WASHINGTON — In a ceremony that mixed pain, pride and determination, President Barack Obama on Wednesday awarded the Medal of Honor to a young Army Green Beret who was killed fighting to save his patrol by holding off a Taliban ambush in a snowy Afghan valley two winters ago.
He told the parents of Army Staff Sgt. Robert J. Miller, "You gave your oldest son to America, and America is forever in your debt."
Miller, 24, was a Pashto-speaking Special Forces weapons expert who led a joint U.S.-Afghan patrol — and allied aircraft — in attacking a suspected Taliban compound in Afghanistan's Kunar province, near the Pakistani border.
In pre-dawn darkness on Jan. 25, 2008, his patrol was moving in to survey the damage when a much larger Taliban force opened fire.
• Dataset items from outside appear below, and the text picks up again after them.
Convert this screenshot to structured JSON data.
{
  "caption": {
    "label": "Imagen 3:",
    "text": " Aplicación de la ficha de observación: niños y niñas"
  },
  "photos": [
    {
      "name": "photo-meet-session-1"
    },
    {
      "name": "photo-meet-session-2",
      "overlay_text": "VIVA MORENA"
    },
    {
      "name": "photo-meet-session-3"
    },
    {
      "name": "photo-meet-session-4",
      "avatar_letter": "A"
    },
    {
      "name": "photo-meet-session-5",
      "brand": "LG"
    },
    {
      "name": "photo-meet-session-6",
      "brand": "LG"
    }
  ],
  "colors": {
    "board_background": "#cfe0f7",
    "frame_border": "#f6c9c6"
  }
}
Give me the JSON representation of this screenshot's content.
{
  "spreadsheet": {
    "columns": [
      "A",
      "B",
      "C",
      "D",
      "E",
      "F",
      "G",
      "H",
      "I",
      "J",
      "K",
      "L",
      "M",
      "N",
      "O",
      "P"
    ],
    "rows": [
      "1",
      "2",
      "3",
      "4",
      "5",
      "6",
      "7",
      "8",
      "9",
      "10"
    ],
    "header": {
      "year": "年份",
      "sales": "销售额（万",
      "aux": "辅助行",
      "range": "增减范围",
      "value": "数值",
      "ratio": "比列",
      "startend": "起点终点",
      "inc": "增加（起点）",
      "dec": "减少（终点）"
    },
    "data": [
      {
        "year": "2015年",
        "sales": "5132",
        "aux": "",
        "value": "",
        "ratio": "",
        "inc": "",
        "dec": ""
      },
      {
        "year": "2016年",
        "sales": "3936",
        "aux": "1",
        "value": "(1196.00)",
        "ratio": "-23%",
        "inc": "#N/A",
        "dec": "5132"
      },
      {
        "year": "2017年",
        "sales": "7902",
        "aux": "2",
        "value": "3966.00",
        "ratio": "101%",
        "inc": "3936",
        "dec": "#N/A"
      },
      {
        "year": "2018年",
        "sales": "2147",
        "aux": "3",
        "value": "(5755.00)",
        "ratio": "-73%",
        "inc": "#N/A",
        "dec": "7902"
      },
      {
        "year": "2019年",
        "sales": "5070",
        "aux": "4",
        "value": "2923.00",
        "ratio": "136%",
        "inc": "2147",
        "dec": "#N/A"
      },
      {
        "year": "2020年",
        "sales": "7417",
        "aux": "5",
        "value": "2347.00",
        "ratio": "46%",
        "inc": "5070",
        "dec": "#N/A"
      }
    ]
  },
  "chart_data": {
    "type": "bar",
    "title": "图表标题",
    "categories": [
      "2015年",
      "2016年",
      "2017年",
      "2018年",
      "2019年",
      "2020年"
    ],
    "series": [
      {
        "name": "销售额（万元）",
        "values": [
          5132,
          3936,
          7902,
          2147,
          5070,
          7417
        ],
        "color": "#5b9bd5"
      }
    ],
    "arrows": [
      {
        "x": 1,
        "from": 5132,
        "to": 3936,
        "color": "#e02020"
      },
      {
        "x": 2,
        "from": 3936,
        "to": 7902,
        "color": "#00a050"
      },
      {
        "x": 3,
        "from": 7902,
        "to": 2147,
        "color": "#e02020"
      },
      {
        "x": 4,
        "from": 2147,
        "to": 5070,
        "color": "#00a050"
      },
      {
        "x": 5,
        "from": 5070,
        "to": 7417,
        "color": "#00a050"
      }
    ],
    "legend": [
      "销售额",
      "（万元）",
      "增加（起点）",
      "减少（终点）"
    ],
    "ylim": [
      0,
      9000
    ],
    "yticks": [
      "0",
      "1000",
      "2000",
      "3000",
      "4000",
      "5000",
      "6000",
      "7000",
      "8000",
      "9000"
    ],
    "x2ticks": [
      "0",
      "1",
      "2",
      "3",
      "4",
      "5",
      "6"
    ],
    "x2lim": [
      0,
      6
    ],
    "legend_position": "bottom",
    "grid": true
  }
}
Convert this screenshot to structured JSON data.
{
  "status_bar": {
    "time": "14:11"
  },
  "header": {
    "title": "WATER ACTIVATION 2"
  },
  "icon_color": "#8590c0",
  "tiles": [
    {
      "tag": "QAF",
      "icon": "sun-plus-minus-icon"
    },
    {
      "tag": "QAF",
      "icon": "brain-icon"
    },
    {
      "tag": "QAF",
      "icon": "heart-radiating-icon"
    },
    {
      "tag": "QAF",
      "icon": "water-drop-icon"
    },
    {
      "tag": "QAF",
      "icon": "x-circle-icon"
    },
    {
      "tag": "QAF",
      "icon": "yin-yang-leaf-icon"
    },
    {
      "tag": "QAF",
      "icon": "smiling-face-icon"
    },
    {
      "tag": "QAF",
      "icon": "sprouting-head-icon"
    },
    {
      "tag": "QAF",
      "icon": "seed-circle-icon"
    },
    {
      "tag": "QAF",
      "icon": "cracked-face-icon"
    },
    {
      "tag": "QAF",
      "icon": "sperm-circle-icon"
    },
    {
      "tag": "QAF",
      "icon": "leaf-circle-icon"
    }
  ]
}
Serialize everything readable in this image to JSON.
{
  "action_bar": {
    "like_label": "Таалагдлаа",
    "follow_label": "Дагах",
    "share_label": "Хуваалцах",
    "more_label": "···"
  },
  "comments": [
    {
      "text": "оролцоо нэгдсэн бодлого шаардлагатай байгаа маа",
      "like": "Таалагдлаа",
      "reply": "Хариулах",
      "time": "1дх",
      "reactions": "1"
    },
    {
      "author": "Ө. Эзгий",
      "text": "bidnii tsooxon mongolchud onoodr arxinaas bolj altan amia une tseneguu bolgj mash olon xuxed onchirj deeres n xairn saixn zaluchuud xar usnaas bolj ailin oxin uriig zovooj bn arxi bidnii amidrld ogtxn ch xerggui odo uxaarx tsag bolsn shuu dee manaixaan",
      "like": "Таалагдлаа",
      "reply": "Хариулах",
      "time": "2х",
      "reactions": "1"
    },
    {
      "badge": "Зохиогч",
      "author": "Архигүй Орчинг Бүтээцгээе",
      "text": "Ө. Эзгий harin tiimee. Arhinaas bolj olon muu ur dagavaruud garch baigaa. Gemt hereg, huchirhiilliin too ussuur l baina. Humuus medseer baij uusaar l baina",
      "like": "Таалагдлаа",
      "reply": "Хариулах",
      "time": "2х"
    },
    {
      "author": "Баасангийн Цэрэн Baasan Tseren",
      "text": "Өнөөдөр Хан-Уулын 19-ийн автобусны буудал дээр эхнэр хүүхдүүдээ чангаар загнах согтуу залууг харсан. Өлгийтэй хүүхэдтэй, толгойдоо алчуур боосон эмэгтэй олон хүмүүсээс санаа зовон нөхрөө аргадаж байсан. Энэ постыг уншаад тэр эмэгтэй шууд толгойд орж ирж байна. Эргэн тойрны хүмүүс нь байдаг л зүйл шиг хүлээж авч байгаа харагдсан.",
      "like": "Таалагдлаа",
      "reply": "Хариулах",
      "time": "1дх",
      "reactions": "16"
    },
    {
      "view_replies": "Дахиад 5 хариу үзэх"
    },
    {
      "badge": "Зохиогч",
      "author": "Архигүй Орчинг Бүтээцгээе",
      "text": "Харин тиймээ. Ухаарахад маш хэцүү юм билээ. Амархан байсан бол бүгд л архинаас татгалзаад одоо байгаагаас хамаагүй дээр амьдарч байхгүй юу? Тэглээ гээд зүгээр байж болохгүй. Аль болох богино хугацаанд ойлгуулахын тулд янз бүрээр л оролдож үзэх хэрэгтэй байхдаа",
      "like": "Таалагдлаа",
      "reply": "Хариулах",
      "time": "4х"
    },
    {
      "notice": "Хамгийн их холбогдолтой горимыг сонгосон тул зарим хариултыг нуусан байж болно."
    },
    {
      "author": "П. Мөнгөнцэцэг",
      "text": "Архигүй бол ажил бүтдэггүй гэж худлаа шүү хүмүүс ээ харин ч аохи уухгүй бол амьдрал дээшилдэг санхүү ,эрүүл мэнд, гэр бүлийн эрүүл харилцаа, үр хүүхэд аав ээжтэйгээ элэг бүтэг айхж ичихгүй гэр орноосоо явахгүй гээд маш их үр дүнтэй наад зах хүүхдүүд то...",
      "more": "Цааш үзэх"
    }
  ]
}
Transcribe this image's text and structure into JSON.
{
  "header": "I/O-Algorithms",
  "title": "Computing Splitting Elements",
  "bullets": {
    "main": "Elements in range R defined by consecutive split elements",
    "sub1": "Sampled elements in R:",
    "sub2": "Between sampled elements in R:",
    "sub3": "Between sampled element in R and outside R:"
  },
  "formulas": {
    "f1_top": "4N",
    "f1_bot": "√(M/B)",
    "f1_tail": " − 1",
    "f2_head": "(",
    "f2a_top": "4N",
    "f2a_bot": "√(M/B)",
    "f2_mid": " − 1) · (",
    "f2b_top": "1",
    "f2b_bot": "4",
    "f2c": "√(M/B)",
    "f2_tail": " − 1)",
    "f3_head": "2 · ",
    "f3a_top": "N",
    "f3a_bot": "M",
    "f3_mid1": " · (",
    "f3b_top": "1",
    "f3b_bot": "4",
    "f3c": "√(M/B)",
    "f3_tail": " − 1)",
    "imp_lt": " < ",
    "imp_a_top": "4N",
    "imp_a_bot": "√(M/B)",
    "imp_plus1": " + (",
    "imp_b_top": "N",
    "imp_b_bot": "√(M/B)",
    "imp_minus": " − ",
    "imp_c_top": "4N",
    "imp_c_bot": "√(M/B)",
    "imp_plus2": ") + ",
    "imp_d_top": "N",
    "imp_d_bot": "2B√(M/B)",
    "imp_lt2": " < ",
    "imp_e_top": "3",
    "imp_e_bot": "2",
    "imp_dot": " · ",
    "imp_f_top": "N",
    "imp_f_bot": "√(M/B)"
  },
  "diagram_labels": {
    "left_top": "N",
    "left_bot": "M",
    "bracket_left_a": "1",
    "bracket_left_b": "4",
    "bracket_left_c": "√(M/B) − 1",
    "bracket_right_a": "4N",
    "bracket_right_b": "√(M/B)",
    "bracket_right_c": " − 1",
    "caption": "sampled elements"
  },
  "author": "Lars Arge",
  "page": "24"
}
After ordering his comrades to fall back, Miller rushed forward, firing his weapon and hurling grenades in a bid to draw off the enemy attack. He fell to enemy fire.
Accepting the award from Obama were Miller's parents, Philip and Maureen Miller, while all seven of his brothers and sisters — and 12 members of his patrol — looked on. Obama noted Miller's brother Tom is currently undergoing Green Beret training. According to the Orlando Sentinel, Philip and Maureen Miller live in Oviedo.
Miller, who is buried at All Faiths Memorial Park in Casselberry, is the third U.S. service member from the Afghan conflict to receive the Medal of Honor, the nation's highest medal for gallantry.
Soon, Obama will award the medal to a fourth, and the first living, recipient: Army Staff Sgt. Salvatore Giunta, being honored for bravery during a 2007 Taliban ambush.